The photo, which offers a glimpse at Ryugu's rocky terrain, was snapped during the 20 minutes that it took the lander to reach the asteroid's surface after separating from the Japanese mothership, Hayabusa2, according to a release from the Germany's space agency (DLR), which revealed that the probe was dropped from a height of 167 feet.
"It could not have gone better," Tra-Mi Ho, MASCOT project manager from the DLR Institute of Space Systems, said of the landing in a statement. "From the lander's telemetry, we were able to see that it separated from the mothercraft, and made contact with the asteroid surface approximately 20 minutes later."
But it wasn't just one photo that MASCOT managed to take during its descent, folks. As it made its way down to Ryugu, the droid's camera, dubbed MASCAM, snapped 20 pictures.
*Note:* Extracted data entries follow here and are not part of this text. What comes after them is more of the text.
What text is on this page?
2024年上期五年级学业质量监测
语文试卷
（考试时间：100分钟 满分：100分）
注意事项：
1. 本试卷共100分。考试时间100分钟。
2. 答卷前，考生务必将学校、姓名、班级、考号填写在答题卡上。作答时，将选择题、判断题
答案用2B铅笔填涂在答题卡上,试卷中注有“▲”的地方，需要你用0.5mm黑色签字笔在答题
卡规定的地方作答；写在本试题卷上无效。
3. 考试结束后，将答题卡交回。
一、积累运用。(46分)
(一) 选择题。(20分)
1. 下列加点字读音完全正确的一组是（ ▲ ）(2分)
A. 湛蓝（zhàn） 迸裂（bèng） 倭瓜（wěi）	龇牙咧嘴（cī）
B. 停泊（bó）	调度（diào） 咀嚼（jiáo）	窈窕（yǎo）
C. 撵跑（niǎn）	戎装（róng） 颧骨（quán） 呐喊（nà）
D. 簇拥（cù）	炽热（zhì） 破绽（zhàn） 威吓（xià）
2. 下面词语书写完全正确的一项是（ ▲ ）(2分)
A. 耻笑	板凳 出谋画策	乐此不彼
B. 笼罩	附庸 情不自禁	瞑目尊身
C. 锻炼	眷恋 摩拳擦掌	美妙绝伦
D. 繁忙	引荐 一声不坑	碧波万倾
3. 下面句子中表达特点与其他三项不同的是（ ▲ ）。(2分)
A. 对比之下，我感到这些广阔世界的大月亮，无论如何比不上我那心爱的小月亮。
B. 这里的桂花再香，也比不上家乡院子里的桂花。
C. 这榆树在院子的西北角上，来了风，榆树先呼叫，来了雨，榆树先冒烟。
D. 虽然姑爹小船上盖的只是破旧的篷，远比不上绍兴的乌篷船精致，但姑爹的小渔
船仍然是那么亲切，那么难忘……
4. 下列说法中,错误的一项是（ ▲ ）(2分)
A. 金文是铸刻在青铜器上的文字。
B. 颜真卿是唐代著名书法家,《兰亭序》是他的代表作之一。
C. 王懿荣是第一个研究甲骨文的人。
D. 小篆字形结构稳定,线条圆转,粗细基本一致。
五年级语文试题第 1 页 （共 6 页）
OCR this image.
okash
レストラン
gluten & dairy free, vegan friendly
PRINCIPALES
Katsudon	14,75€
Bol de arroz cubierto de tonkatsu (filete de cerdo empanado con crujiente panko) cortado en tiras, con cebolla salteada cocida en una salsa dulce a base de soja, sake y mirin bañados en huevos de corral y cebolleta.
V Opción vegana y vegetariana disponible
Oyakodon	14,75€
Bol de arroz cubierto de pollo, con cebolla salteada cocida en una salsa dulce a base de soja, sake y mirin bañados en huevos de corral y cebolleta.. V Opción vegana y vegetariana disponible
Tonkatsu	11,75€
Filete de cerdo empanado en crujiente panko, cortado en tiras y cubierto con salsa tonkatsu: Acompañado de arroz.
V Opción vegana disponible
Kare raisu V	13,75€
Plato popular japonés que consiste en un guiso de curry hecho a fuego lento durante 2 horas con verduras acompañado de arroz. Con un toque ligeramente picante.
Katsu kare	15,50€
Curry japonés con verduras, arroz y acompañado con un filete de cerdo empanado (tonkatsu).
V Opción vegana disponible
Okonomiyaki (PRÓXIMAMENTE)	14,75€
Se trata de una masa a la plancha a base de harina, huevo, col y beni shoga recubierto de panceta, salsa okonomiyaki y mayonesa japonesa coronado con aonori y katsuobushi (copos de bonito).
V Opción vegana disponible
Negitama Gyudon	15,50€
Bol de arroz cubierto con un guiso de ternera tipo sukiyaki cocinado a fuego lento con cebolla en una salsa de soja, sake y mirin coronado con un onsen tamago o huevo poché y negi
Though it's easy to miss, the first picture released from the lander even managed to capture the probe's shadow in the top right corner.
Since landing on the distant asteroid, the lander has been conducting various experiments "non-stop," while working alongside other probes that previously arrived on the rock.
MASCOT is the third lander to arrive on Ryugu, following in the hops of two small hopping Japanese rovers known as MINERVA-IIA and MINERVA-IIB. Images taken from those rovers were released in late September shortly after they, too, touched down.
— HAYABUSA2@JAXA (@haya2e_jaxa) September 27, 2018
According to Space.com, additional MINERVA landers are expected to be deployed in 2019.